Em que pese a complexidade do tema com aparência de teoria da conspiração — ainda mais para a época da realização —, O último brilho do crepúsculo tem aspecto de filme “B” ou de produto televisivo. Estes padrões são até fontes de virtudes. Favoreceram a abordagem econômica e direta, sem ostentação. O setor mais requintado da produção reside no elenco estelar. Hoje, seria inviável reunir no mesmo cast tantos nomes de peso sem o grave comprometimento do orçamento. Além de Lancaster, comparecem: Melvyn Douglas, Richard Widmark, Joseph Cotten, Charles Durning, Richard Jaeckel, William Marshall, Paul Winfield, Burt Young etc. Vera Miles e Pippa Scott também marcaram presença, mas foram excluídas do corte final.


Richard Widmark faz o General Martin MacKenzie


A abertura privilegia símbolos estadunidenses. A imagem da Estátua da Liberdade é pano de fundo à apresentação dos créditos ao som de significativos trechos de The Star-Spangled Banne, o Hino Nacional: exaltam o esforço pioneiro e o legado forjado a preservar. Toda a ação se passa em um domingo, 16 de novembro de 1981. O dia prometa folga ao presidente David Stevens (Durning). Logo pela manhã recebe na Casa Branca o amigo de muitos anos, James Forrest (Lee Browne), para discutir assunto pessoal. O diálogo não é fundamental à narrativa. Porém, revela o caráter honesto, íntegro e pragmático — temperado por prudente idealismo — do supremo mandatário do país. Segue-se reunião de rotina com o experiente Secretário de Defesa Zachariah Guthrie (Douglas). O resto do período seria dedicado ao repouso ou aos programas esportivos na TV, desfrutados na companhia do amigo e ajudante de ordens General O'Rourke (O'Loughlin). Porém, chegam notícias alarmantes — logo confirmadas pelo General Martin MacKenzie (Widmark).

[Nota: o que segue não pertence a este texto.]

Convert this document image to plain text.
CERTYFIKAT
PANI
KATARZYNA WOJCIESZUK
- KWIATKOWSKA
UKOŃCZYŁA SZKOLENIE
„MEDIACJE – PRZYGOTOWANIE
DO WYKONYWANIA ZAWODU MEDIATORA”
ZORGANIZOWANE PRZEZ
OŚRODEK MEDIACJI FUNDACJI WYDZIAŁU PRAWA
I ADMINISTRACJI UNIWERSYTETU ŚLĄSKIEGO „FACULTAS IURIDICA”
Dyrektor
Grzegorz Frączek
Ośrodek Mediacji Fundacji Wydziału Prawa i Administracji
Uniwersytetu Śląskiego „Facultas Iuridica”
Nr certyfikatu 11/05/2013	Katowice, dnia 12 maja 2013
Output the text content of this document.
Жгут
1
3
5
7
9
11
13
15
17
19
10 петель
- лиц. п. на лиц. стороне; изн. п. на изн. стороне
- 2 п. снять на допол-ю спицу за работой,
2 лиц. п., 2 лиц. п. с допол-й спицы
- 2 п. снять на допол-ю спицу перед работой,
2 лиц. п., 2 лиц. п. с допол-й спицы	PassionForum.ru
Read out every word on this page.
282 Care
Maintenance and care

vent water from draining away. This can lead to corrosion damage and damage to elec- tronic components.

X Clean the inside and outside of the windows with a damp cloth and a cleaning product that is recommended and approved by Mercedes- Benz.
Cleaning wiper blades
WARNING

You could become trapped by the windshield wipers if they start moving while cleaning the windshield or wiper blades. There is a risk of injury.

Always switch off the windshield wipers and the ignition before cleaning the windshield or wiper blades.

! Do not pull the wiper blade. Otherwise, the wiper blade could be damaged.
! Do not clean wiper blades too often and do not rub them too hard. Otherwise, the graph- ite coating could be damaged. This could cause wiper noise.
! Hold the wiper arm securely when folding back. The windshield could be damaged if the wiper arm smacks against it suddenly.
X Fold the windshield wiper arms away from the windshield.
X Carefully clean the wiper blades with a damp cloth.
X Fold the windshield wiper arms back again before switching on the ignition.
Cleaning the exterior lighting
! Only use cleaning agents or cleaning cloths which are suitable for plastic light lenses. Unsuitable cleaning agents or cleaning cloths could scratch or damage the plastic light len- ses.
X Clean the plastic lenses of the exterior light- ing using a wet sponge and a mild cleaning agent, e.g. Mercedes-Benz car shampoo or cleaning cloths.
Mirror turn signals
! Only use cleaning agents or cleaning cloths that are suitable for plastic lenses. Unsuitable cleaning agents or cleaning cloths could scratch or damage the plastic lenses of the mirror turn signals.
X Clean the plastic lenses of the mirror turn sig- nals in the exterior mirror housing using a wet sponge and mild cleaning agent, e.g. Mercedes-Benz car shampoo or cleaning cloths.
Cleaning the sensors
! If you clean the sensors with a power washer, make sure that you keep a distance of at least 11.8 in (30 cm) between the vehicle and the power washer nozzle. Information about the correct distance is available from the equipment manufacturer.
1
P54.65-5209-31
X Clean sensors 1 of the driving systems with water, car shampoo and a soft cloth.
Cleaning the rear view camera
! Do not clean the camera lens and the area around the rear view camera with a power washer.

Uma base de mísseis nucleares em Montana é tomada pelo brilhante e execrado General Lawrence Dell. Considerado renegado pelo posicionamento explicitamente contrário à Guerra do Vietnã, escapou da prisão na companhia de violentos criminosos comuns: Willis Powell (Winfield), Augie Garvas (Young) e Hoxey (Smith). Conhece profundamente o local; ajudou a construí-lo. Invade a sala de controles e se apodera dos mecanismos de lançamento de nove ogivas Titans voltadas para a Europa, principalmente URSS. Ameaça dispará-las a um só tempo se não for atendido em algumas exigências: dez milhões de dólares a distribuir entre os auxiliares; caminho livre para o grupo escapar pelo avião presidencial, o Air Force One, até um país neutro; revelação pública pelo Presidente, em rede nacional de rádio e TV, de um documento ultra-secreto sobre a Guerra do Vietnã — gerado pelo Conselho de Segurança Nacional em administração há muito passada; e, finalmente, o próprio David Stevens deve se apresentar em Montana como refém.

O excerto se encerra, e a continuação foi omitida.